# Lab 6: BitFit - Fine-Tuning a BERT Model by Only Training Bias Terms
---
## Notebook 3: Inference

**Goal:** In this notebook, you will load the fine-tuned BERT model from the BitFit training process and use it to make predictions.

**You will learn to:**
-   Load a standard `transformers` model directly from a training checkpoint.
-   Perform inference on new data.


### Step 1: Reload Model from Checkpoint

Because BitFit doesn't use a separate adapter model, the fine-tuned parameters (the biases and classifier weights) are saved as part of the main model checkpoints. Therefore, we can load the model directly using `AutoModelForSequenceClassification.from_pretrained` and point it to the best checkpoint saved by the `Trainer`. We do **not** need the `peft` library for inference.


In [None]:
from transformers import AutoModelForSequenceClassification, AutoTokenizer
import torch
import os

# --- Path to the best checkpoint ---
output_dir = "./bert-bitfit-mrpc"
latest_checkpoint = max(
    [os.path.join(output_dir, d) for d in os.listdir(output_dir) if d.startswith("checkpoint-")],
    key=os.path.getmtime
)
print(f"Loading model from: {latest_checkpoint}")
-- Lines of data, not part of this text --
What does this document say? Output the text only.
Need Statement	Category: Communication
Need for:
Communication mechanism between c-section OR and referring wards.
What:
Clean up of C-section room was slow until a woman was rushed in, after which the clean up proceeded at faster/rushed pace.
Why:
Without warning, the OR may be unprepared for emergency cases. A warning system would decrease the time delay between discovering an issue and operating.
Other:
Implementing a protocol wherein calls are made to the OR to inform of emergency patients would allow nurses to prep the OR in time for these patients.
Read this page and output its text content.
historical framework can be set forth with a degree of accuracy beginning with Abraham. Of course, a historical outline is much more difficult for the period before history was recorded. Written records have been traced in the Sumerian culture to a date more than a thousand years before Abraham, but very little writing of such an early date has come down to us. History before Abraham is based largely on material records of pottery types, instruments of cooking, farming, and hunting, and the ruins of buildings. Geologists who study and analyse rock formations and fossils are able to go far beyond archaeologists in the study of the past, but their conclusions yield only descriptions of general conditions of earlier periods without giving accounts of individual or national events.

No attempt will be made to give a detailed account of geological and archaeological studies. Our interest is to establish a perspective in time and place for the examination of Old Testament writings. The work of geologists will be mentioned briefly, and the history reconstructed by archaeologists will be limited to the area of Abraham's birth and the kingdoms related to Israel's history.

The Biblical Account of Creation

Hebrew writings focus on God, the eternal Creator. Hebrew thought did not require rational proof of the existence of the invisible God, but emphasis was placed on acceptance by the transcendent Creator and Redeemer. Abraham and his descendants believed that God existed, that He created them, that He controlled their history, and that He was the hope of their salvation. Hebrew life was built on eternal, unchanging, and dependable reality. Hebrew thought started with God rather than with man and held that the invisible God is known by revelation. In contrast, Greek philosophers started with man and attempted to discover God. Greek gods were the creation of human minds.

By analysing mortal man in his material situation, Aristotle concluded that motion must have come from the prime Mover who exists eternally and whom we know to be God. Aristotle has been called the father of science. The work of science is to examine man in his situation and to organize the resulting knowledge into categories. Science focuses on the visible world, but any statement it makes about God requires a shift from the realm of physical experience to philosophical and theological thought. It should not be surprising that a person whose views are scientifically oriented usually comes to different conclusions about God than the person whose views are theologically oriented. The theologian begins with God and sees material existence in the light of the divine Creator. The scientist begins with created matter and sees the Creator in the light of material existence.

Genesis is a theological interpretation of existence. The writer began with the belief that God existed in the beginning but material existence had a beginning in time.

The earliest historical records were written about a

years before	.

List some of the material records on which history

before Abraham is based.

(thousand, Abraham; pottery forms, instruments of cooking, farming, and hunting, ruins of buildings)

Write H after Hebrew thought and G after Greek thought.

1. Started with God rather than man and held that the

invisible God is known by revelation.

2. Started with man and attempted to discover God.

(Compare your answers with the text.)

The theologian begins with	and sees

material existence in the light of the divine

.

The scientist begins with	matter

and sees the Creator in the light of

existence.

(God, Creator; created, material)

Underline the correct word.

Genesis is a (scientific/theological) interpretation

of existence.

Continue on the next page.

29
# --- Load Fine-tuned Model and Tokenizer ---
inference_model = AutoModelForSequenceClassification.from_pretrained(latest_checkpoint)
tokenizer = AutoTokenizer.from_pretrained(latest_checkpoint)

# Move model to GPU if available
device = torch.device("cuda" if torch.cuda.is_available() else "cpu")
inference_model.to(device)
inference_model.eval()

print("✅ BitFit fine-tuned model loaded successfully!")


### Step 2: Perform Inference

The inference process is identical to that of a fully fine-tuned model. We will use the same prediction function from the Adapter Layers lab.


In [None]:
import torch.nn.functional as F

# Define the labels
id2label = {0: "Not a Paraphrase", 1: "Is a Paraphrase"}

def predict_paraphrase(sentence1, sentence2):
    inputs = tokenizer(sentence1, sentence2, return_tensors="pt", truncation=True, padding=True)
    inputs = {k: v.to(device) for k, v in inputs.items()}
    
    with torch.no_grad():
        outputs = inference_model(**inputs)
    
    logits = outputs.logits
    probabilities = F.softmax(logits, dim=1).cpu().numpy()[0]
    prediction = torch.argmax(logits, dim=-1).cpu().item()
    
    print(f"Sentence 1: '{sentence1}'")
    print(f"Sentence 2: '{sentence2}'")
    print(f"Prediction: {id2label[prediction]}")
    print(f"Probabilities:")
    print(f"  - {id2label[0]}: {probabilities[0]:.4f}")
    print(f"  - {id2label[1]}: {probabilities[1]:.4f}")

# --- Test Cases ---
print("--- Test Case 1 (Should be a paraphrase) ---")
predict_paraphrase(
    "The company said the merger was subject to the approval of its shareholders.",
    "The company said the deal was subject to the approval of its shareholders."
)

print("\n--- Test Case 2 (Should NOT be a paraphrase) ---")
predict_paraphrase(
    "The cat sat on the mat.",
    "The dog played in the garden."
)


---
### Lab Conclusion

This concludes the BitFit lab. You have successfully implemented a PEFT method manually by controlling the `requires_grad` status of model parameters. This approach highlights the flexibility of libraries like `transformers` and provides a deeper understanding of what PEFT methods are accomplishing under the hood.

**All planned PEFT labs are now complete!**